ECLI:NL:GHAMS:2025:469

Gerechtshof Amsterdam

Datum uitspraak
18 februari 2025
Publicatiedatum
21 februari 2025
Zaaknummer
23-002948-22
Instantie
Gerechtshof Amsterdam
Type
Uitspraak
Rechtsgebied
Strafrecht
Procedures
  • Hoger beroep
Vindplaatsen
  • Rechtspraak.nl
AI samenvatting door LexboostAutomatisch gegenereerd

Hoger beroep inzake telen van hennepplanten met strafmatiging wegens overschrijding van de redelijke termijn

In deze zaak heeft het gerechtshof Amsterdam op 18 februari 2025 uitspraak gedaan in hoger beroep tegen een vonnis van de politierechter in de rechtbank Noord-Holland.

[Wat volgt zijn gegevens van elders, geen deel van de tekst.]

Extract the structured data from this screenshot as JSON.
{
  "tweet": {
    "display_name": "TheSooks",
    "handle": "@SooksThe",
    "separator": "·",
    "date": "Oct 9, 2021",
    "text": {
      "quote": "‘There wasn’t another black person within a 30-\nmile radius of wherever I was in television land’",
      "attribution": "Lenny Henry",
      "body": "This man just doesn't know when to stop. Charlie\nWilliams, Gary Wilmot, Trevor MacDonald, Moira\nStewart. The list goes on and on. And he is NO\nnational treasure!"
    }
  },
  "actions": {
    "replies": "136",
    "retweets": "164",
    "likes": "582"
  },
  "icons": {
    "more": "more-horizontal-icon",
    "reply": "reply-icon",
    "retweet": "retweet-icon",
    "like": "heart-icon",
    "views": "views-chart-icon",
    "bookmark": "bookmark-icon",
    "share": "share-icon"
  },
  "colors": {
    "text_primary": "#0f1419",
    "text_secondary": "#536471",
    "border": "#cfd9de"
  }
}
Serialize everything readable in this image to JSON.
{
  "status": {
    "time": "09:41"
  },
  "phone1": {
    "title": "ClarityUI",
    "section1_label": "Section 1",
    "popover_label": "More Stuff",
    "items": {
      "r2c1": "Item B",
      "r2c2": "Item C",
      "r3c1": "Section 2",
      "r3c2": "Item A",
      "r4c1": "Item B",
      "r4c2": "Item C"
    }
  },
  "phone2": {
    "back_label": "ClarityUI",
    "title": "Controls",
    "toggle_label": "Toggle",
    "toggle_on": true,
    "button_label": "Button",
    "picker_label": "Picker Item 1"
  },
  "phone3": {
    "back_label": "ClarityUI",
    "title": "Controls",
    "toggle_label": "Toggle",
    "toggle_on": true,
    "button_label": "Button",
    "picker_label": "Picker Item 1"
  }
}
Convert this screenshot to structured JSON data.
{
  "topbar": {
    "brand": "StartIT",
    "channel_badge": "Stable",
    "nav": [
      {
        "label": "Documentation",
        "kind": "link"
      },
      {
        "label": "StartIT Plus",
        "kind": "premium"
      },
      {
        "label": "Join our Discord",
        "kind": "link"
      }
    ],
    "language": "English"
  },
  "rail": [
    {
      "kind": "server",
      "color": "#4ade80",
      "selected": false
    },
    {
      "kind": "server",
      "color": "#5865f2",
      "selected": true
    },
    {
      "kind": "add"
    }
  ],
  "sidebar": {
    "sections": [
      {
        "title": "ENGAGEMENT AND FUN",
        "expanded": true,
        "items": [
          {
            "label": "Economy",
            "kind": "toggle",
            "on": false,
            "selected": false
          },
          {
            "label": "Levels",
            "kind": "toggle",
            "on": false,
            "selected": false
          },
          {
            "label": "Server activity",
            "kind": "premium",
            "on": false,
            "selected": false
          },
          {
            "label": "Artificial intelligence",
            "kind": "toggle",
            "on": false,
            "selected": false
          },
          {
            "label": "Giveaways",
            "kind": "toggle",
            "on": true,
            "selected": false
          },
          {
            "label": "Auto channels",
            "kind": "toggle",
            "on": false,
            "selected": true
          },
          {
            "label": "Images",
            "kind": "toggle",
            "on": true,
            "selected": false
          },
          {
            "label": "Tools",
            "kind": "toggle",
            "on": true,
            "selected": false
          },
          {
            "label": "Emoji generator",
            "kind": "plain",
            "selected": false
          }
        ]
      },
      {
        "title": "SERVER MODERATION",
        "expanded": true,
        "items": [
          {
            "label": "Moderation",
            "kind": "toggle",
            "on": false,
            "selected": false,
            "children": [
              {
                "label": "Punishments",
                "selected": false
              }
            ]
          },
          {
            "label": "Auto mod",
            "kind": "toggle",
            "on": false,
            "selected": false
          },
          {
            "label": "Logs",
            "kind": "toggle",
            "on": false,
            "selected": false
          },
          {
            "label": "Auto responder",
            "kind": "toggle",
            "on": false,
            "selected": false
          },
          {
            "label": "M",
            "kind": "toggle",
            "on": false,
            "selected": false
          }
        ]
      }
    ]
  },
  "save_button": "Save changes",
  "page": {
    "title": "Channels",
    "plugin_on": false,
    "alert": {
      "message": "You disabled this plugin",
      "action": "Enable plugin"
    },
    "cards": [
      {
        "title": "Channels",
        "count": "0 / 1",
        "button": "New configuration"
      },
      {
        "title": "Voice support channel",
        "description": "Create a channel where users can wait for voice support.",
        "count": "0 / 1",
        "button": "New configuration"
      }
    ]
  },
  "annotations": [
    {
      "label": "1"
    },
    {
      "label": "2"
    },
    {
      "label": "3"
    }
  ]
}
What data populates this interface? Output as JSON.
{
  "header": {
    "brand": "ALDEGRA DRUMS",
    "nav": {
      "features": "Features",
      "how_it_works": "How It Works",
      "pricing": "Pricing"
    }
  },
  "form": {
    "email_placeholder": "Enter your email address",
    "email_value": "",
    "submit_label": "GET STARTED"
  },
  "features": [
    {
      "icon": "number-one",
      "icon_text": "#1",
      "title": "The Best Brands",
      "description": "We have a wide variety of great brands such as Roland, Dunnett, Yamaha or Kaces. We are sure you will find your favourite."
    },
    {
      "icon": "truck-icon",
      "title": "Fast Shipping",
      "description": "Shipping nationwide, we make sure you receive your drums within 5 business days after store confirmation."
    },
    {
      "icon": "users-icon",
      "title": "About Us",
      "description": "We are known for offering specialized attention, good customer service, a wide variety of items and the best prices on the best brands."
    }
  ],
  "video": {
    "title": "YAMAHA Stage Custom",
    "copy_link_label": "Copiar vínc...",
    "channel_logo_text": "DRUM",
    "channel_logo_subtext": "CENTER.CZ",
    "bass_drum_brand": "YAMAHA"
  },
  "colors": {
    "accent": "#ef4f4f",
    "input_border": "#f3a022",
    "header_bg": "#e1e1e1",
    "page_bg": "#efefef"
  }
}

De verdachte was eerder vrijgesproken van een aantal tenlastegelegde feiten, maar heeft hoger beroep ingesteld. Het hof heeft de verdachte niet-ontvankelijk verklaard in het hoger beroep voor zover dit gericht was tegen de vrijspraak. Het hof heeft het vonnis van de politierechter bevestigd, behalve ten aanzien van de strafoplegging, die werd vernietigd. De verdachte was beschuldigd van het telen van 988 hennepplanten. De raadsvrouw van de verdachte voerde aan dat de politie onrechtmatig het pand had betreden, maar het hof oordeelde dat het verweer niet voldeed aan de vereisten van de wet. Het hof heeft de straffen bepaald op basis van de ernst van het feit en de omstandigheden, en heeft rekening gehouden met de overschrijding van de redelijke termijn zoals bedoeld in artikel 6 van het EVRM. Uiteindelijk werd de verdachte veroordeeld tot een voorwaardelijke gevangenisstraf van twee maanden en een taakstraf van 170 uren, met inachtneming van de overschrijding van de redelijke termijn.

Uitspraak

Afdeling strafrecht
Parketnummer: 23-002948-22
Datum uitspraak: 18 februari 2025
TEGENSPRAAK
Verkort arrest van het gerechtshof Amsterdam gewezen op het hoger beroep, ingesteld tegen het vonnis van de politierechter in de rechtbank Noord-Holland van 27 oktober 2022 in de strafzaak onder parketnummer 15-104726-22 tegen:
[verdachte],
geboren op [geboortedag] 1981 te [geboorteplaats],
adres: [adres 1].

Ontvankelijkheid van de verdachte in het hoger beroep

De verdachte is door politierechter in de rechtbank Noord-Holland vrijgesproken van hetgeen aan hem onder 1 is ten laste gelegd. Het hoger beroep is door de verdachte onbeperkt ingesteld en is dus mede gericht tegen die in eerste aanleg gegeven beslissing tot vrijspraak. Gelet op hetgeen is bepaald in artikel 404, vijfde lid, van het Wetboek van Strafvordering (Sv) staat voor de verdachte tegen deze beslissing geen hoger beroep open. Het hof zal de verdachte daarom niet-ontvankelijk verklaren in het ingestelde hoger beroep, voor zover dat is gericht tegen de in het vonnis waarvan beroep gegeven vrijspraak.

Onderzoek van de zaak

Dit arrest is gewezen naar aanleiding van het onderzoek ter terechtzitting in hoger beroep van 4 februari 2025 en, overeenkomstig het bepaalde bij artikel 422, tweede lid Sv naar aanleiding van het onderzoek ter terechtzitting in eerste aanleg.
Namens de verdachte is hoger beroep ingesteld tegen voormeld vonnis.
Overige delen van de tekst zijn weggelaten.